Location

Budapest, Hungary

Program

Music Hall

Dates

2014

Key Staff

Eric McNevin

Architecture, and all art, has a long tradition of “aspiring toward the condition of music” as Walter Pater famously observed in 1877. A number of artistic and scientific developments since the mid-20th century have focused on the depiction of music via advanced graphic notation. Musicologists such as Charles Seeger (at the University of California in the 1950’s) have developed innovations such as the Melograph to depict the auditory effects of listening to music through visual graphics. These ‘Listening Scores’ record the auditory progression of the music composition rather than providing instructions for playing the music. Meanwhile, there have also been great advances in musical notation such as the work of John Cage and Iannis Xenakis.

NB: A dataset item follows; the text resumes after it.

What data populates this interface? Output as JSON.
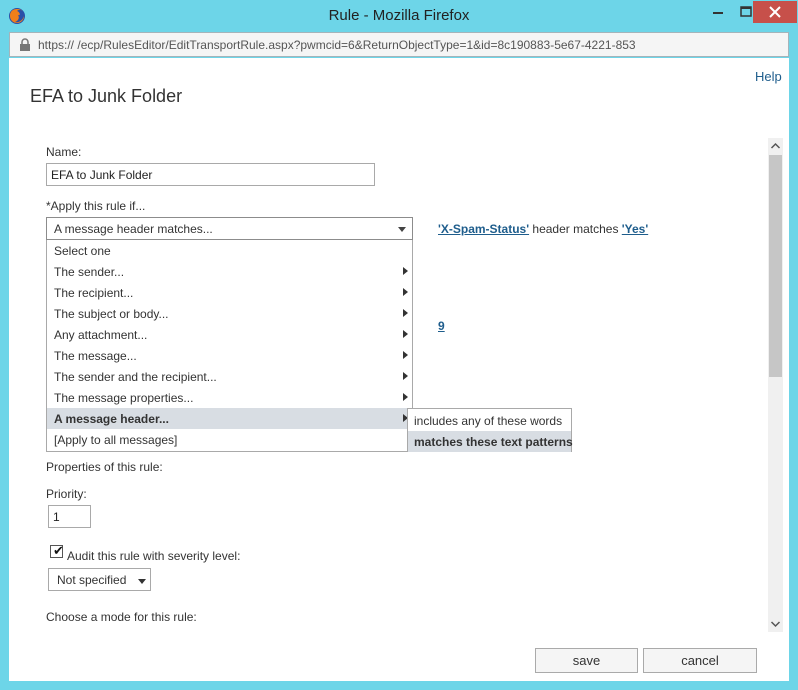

In the house of Hungarian Music well known Hungarian scores by the likes of Bartok, Erkel, and Kodaly are translated graphically and used to shape the interior and exterior form of the building along with a number of modern notation conventions. This methodology frames the history of Hungarian Music through a modern graphic representation of the experience of listening to classical scores. In doing so, it also intertwines the expressed curatorial objectives of providing information on the history of music, the physics of sound and the physiological nature of hearing.

The new facility is bounded within the footprint of the existing building on the site. This provides a strong link from the site’s history to its future and the new museum. Positioning the new facility within the existing footprint also minimizes impact on the site, and greatly reduces the need for tree removal. A large, covered, open-air Amphitheater on the ground level is accessible to the public for a number of outdoor performance activities. Reception, Education, and Services are located below grade as visitors descend to the entry located in current building courtyard.
Visitors move vertically through a series of permanent and temporary exhibition and performance spaces above. The exhibition halls have strategically located openings that frame views to other landmarks throughout the park.